3 thoughts on “Monday beer reading: Whales, haters & a tap list from hell”

  1. Point, counter-point, counter-counter-point: I am grateful to have the year vs all-time sales window clarified. That 12 book thing didn’t make sense, but 12 books in a year is perfectly reflective of the long-tail nature of bookselling. However, I’m afraid the Slate piece also carefully selects data to tell a preferred narrative.

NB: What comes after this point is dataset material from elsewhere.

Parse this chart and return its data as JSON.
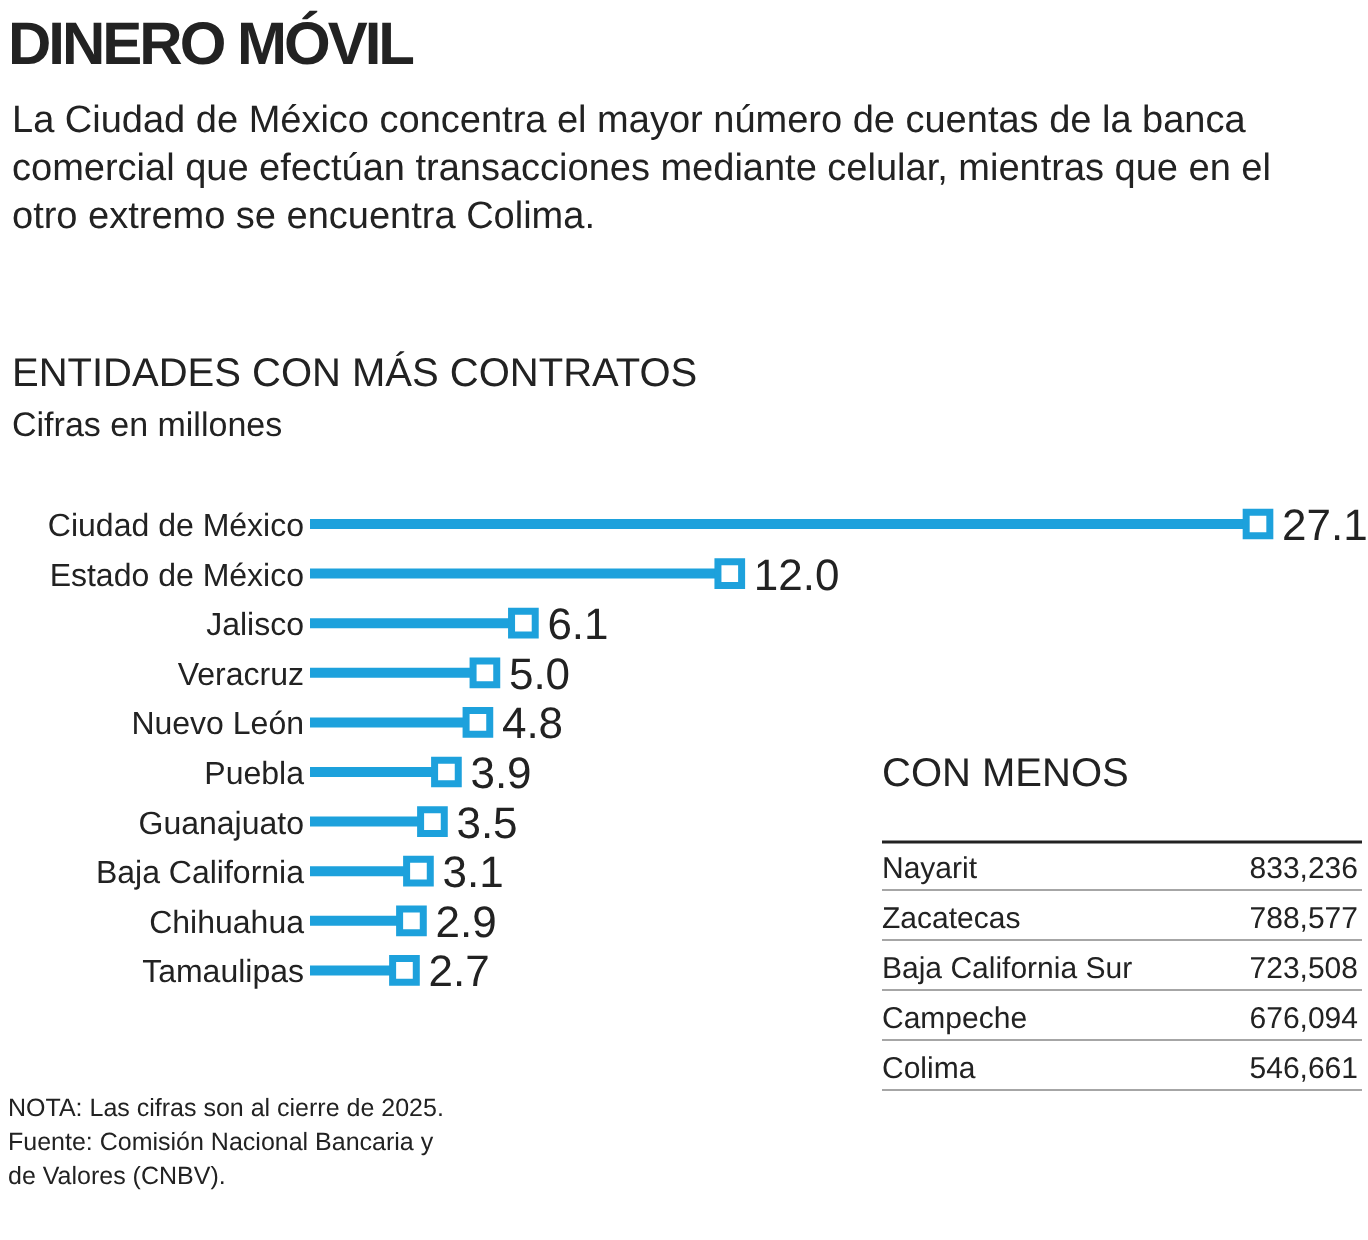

    If we ignore the very squishy numbers around book sales and look at *revenues,* things are very bad. If beer had lost 2/3s of its revenue in 20 years, it would be time to panic. I leave the Slate article better educated, but no more hopeful.

    Reply
    • I already wrote that authoring non-fiction books (for a niche market) is no way to make a living. I didn’t mean to imply the Slate article would make somebody think otherwise. It does suggest ways to reach a wider audience, which unfortunately does not mean increasing revenue.

      I’m reading “Native Nations” right now, which has a $38 list price (and I checked out from the library). It is nearly 750 pages, of which 118 are notes! I can’t imagine how much time went into research and writing, and what the hourly “pay” will amount to when royalties are paid out.